Of the government’s $2.9 billion budget for fighting bioterrorism, $20 million was earmarked this year for developing a nationwide disaster response network of academic public health programs linked with state and community health agencies. Already, some 20 universities have received funds from the Centers for Disease Control and Prevention (CDC). In September, the Association of Schools of Public Health, in cooperation with the CDC, approved Yale’s application for a grant to establish a Yale Center for Public Health Preparedness, but has not yet decided whether to award nearly $1 million in funding.

Heading up the Yale initiative is Brian P. Leaderer, M.P.H. ’71, Ph.D. 75, deputy dean of the School of Public Health and vice chair of the Department of Epidemiology and Public Health. Along with other leaders in public health, Leaderer is confident the focus on bioterrorism will spill over into more resources for disaster response in general.

“Bioterrorism looms as a real potential problem,” Leaderer says. “But if you think about it, many of the competency areas in bioterrorism would apply to a large range of public health events.”

In the classroom, students taking “Public Health Management of Disasters” get a broad overview of the practical consequences of disasters at home and overseas. They also learn about the complexities of orchestrating people and agencies that are involved in disasters—the police, the military, hospitals, fire departments, federal investigators, charities, support services, religious groups, families of victims, phone companies, electric companies and the media, to name only a few.

Public health, says course co-director Linda C. Degutis, M.S.N. ’82, Ph.D. ’94, can provide leadership in disaster planning and emergency response. “Who’s where, and what’s everybody doing? Somebody’s got to know,” says Degutis, associate professor of surgery (emergency medicine) and public health. “Who are the players?

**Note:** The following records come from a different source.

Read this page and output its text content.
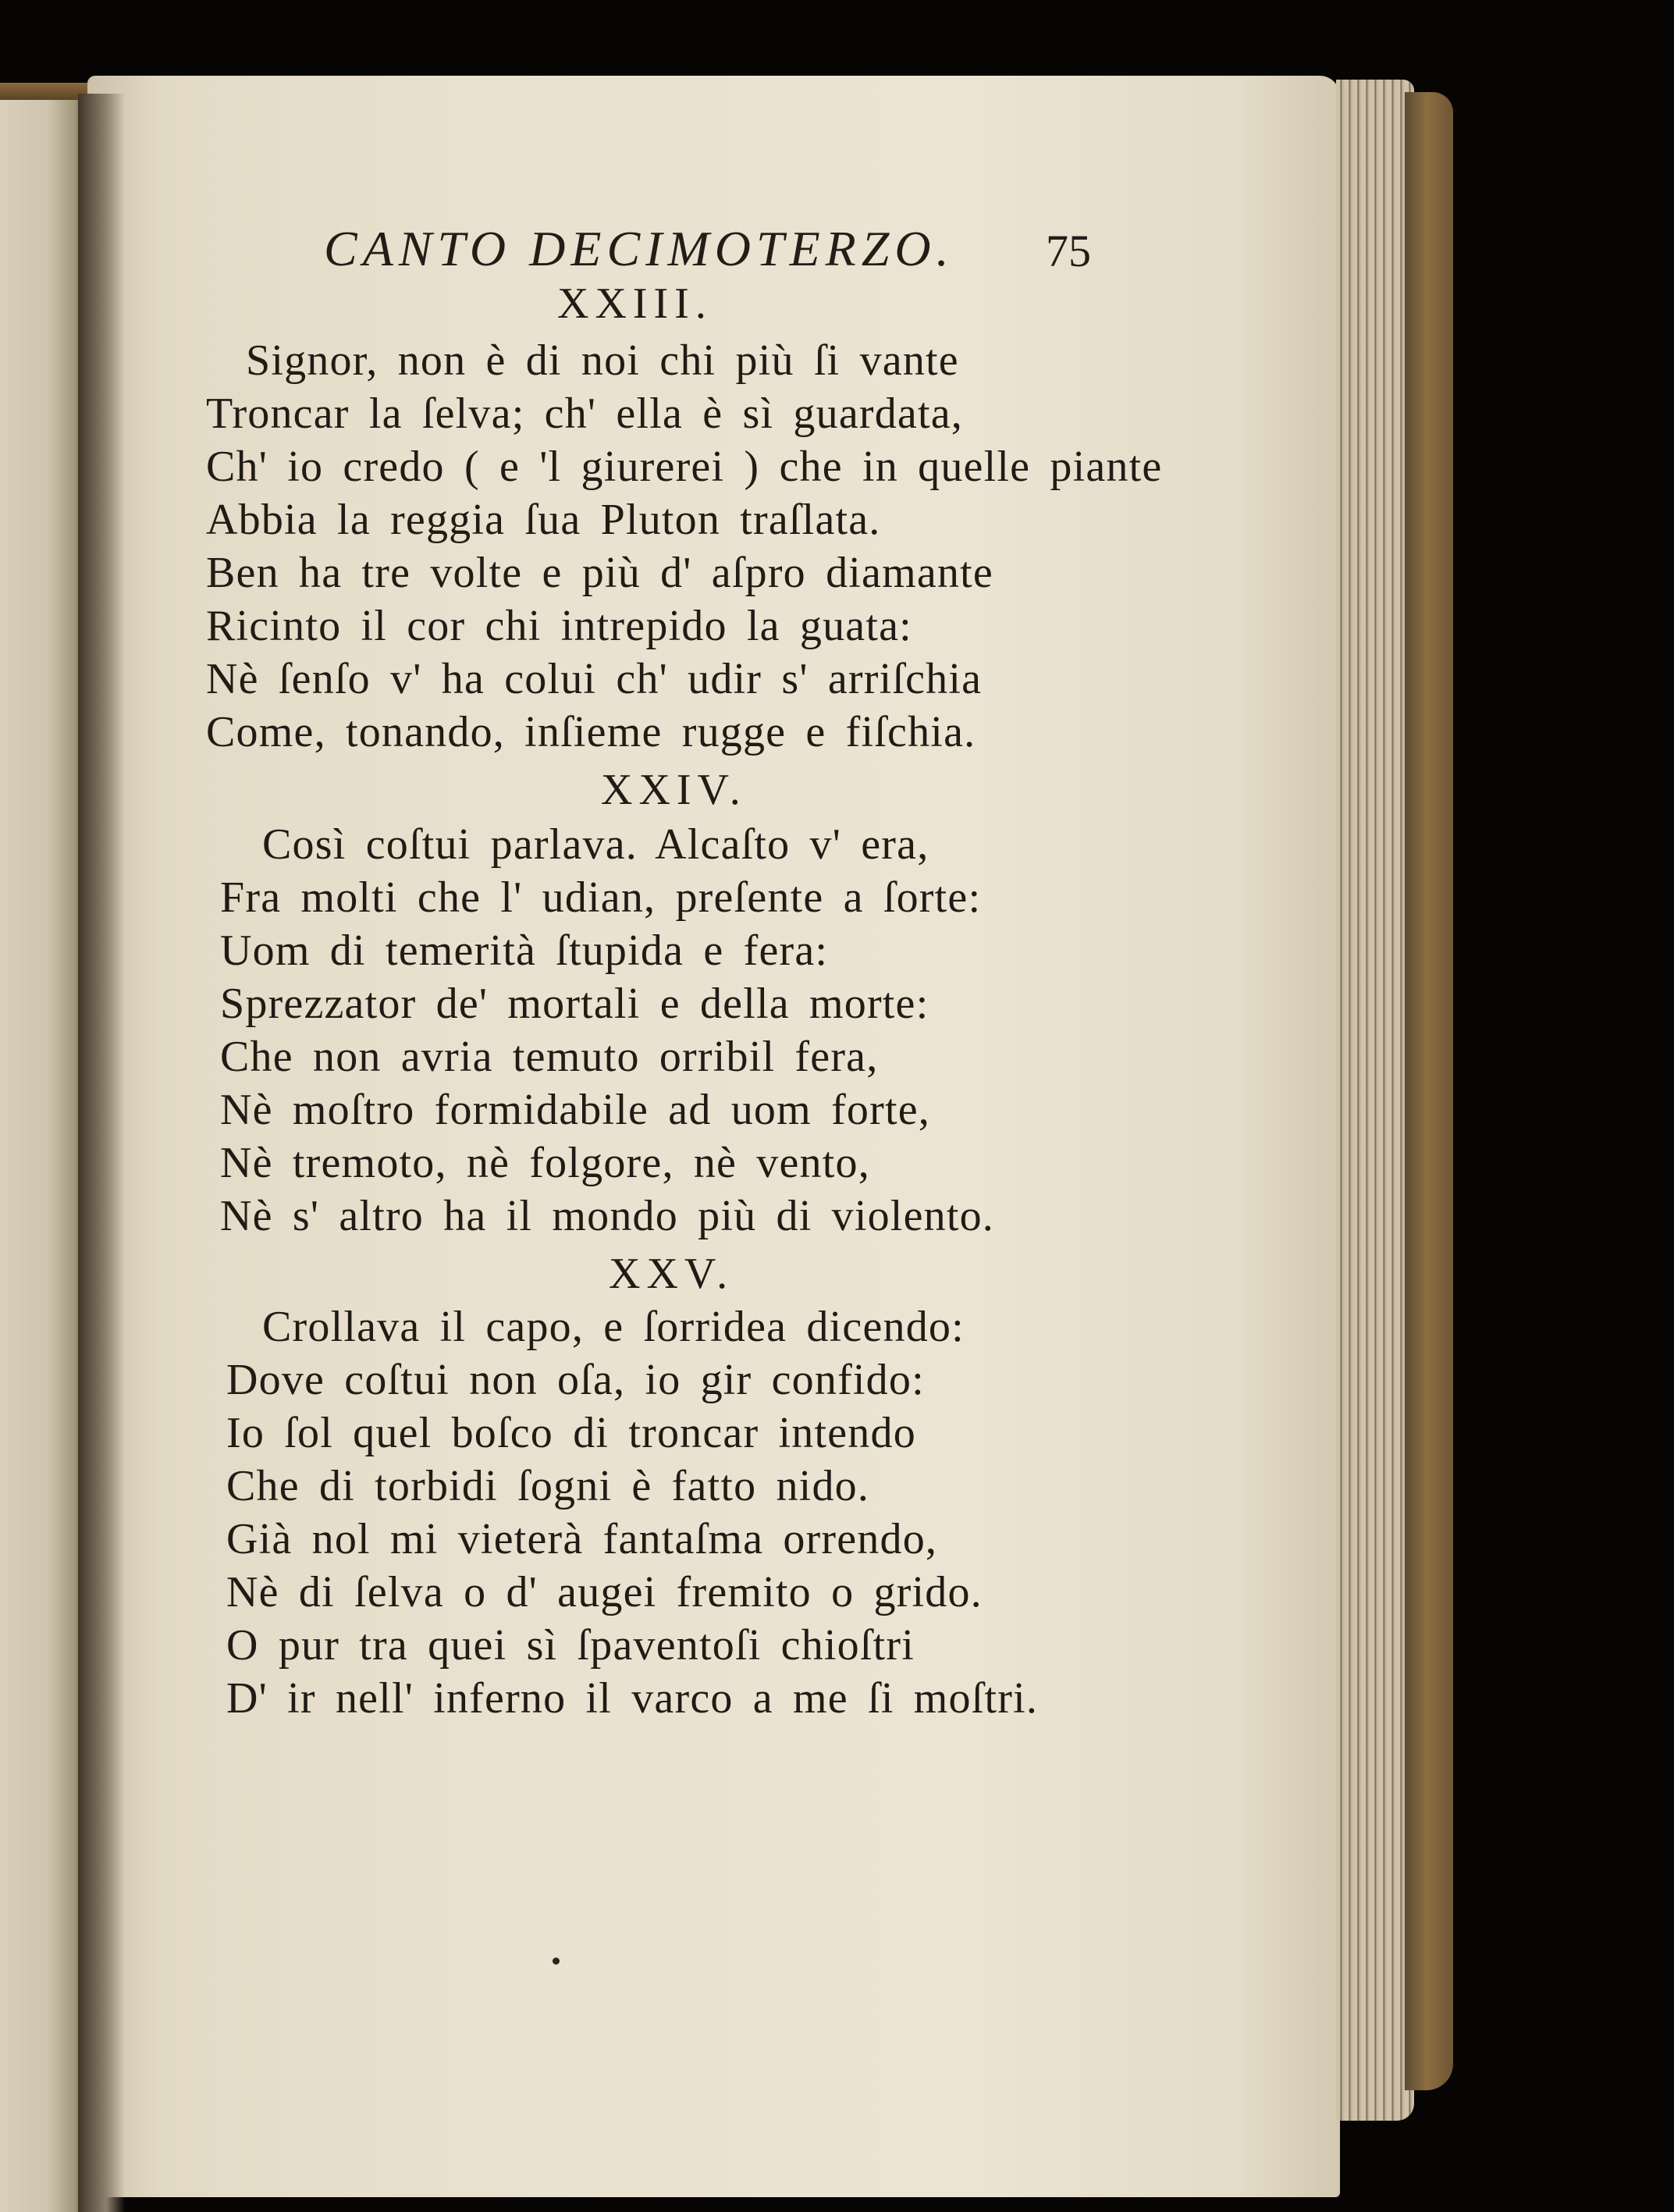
CANTO DECIMOTERZO. 75
XXIII.
Signor, non è di noi chi più ſi vante
Troncar la ſelva; ch' ella è sì guardata,
Ch' io credo ( e 'l giurerei ) che in quelle piante
Abbia la reggia ſua Pluton traſlata.
Ben ha tre volte e più d' aſpro diamante
Ricinto il cor chi intrepido la guata:
Nè ſenſo v' ha colui ch' udir s' arriſchia
Come, tonando, inſieme rugge e fiſchia.
XXIV.
Così coſtui parlava. Alcaſto v' era,
Fra molti che l' udian, preſente a ſorte:
Uom di temerità ſtupida e fera:
Sprezzator de' mortali e della morte:
Che non avria temuto orribil fera,
Nè moſtro formidabile ad uom forte,
Nè tremoto, nè folgore, nè vento,
Nè s' altro ha il mondo più di violento.
XXV.
Crollava il capo, e ſorridea dicendo:
Dove coſtui non oſa, io gir confido:
Io ſol quel boſco di troncar intendo
Che di torbidi ſogni è fatto nido.
Già nol mi vieterà fantaſma orrendo,
Nè di ſelva o d' augei fremito o grido.
O pur tra quei sì ſpaventoſi chioſtri
D' ir nell' inferno il varco a me ſi moſtri.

What are their capabilities? What we’re trying to highlight in the course is how public health can play that coordinating role.”

Degutis, along with David C. Cone, M.D., associate professor of surgery (emergency medicine), tries to get students thinking about disaster relief from all angles. In Florida, for example, how do you handle a large elderly population in the aftermath of a hurricane? How do people dependent on Meals on Wheels get food when the roads are washed out? How do you shelter older, more fragile people in a gymnasium?

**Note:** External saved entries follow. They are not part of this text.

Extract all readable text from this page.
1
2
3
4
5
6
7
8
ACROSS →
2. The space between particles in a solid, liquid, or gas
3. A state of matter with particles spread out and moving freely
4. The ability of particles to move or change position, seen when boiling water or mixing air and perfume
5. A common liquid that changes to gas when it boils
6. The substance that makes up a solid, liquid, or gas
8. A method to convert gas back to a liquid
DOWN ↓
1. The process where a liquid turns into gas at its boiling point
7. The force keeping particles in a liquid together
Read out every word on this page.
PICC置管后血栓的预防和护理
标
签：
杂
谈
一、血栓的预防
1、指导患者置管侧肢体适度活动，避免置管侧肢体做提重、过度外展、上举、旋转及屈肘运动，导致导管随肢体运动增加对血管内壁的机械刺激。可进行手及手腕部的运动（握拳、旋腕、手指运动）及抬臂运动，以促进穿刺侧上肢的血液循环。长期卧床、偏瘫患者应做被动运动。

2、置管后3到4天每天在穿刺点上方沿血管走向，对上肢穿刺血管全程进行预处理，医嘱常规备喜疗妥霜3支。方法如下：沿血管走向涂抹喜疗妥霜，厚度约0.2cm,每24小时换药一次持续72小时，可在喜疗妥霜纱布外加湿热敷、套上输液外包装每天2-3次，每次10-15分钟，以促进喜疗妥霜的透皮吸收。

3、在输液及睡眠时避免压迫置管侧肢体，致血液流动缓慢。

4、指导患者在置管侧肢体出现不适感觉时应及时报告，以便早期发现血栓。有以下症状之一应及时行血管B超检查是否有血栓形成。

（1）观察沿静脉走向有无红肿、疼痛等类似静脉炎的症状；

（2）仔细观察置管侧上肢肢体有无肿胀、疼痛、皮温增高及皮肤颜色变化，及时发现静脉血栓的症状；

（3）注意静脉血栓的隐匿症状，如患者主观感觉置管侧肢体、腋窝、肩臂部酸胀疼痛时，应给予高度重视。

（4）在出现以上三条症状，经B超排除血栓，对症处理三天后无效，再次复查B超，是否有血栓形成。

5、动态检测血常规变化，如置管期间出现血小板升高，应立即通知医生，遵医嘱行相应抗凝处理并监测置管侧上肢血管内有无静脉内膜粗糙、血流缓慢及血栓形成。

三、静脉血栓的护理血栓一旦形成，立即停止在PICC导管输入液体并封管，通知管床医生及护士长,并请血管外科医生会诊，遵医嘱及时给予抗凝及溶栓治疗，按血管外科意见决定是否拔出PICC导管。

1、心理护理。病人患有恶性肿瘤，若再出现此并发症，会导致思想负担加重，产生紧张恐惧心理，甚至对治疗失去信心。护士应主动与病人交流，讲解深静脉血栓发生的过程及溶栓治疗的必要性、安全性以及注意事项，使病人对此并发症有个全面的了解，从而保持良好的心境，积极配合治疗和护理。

Examining the lessons of September 11, for which scientific studies of disaster management of the aftermath are only now being completed or published, Degutis and Cone rely on anecdotal accounts by disaster workers, as well as media accounts such as The New York Times’ detailed reporting on the structural collapse of the Twin Towers.

Guest speakers with nationally recognized expertise supplement lectures by core faculty. One guest, Eric K. Noji, M.D., M.P.H., is an epidemiologist with extensive field experience with disasters such as the Kobe, Japan, earthquake. Recently appointed as a special assistant for homeland security and disaster medicine to the U.S. surgeon general, Noji has been advising public health schools such as Emory’s in starting up public health preparedness centers.

“Public health is a growth industry now for several reasons,” says Noji. “Before, there was no career pathway for faculty; now there is. There was no money to support research; now there is. A lot of things which prevented programs like this are no longer the case.”

Aside from the influx of funds, the other motivation for disaster management education has been student demand. Even before Yale started thinking about a public health preparedness center, Degutis and Cone were planning a disaster course: students, jolted by September 11 and an anthrax fatality close to home in Connecticut, had asked for one.

Neha Vibhakar, 24, a second-year student in environmental health sciences, reorganized her schedule so she could take the disaster management course.

“Hopefully, we won’t have to use it,” said Vibhakar, who plans to study medicine after finishing her public health degree. “But it’s a tool that every doctor needs to have.”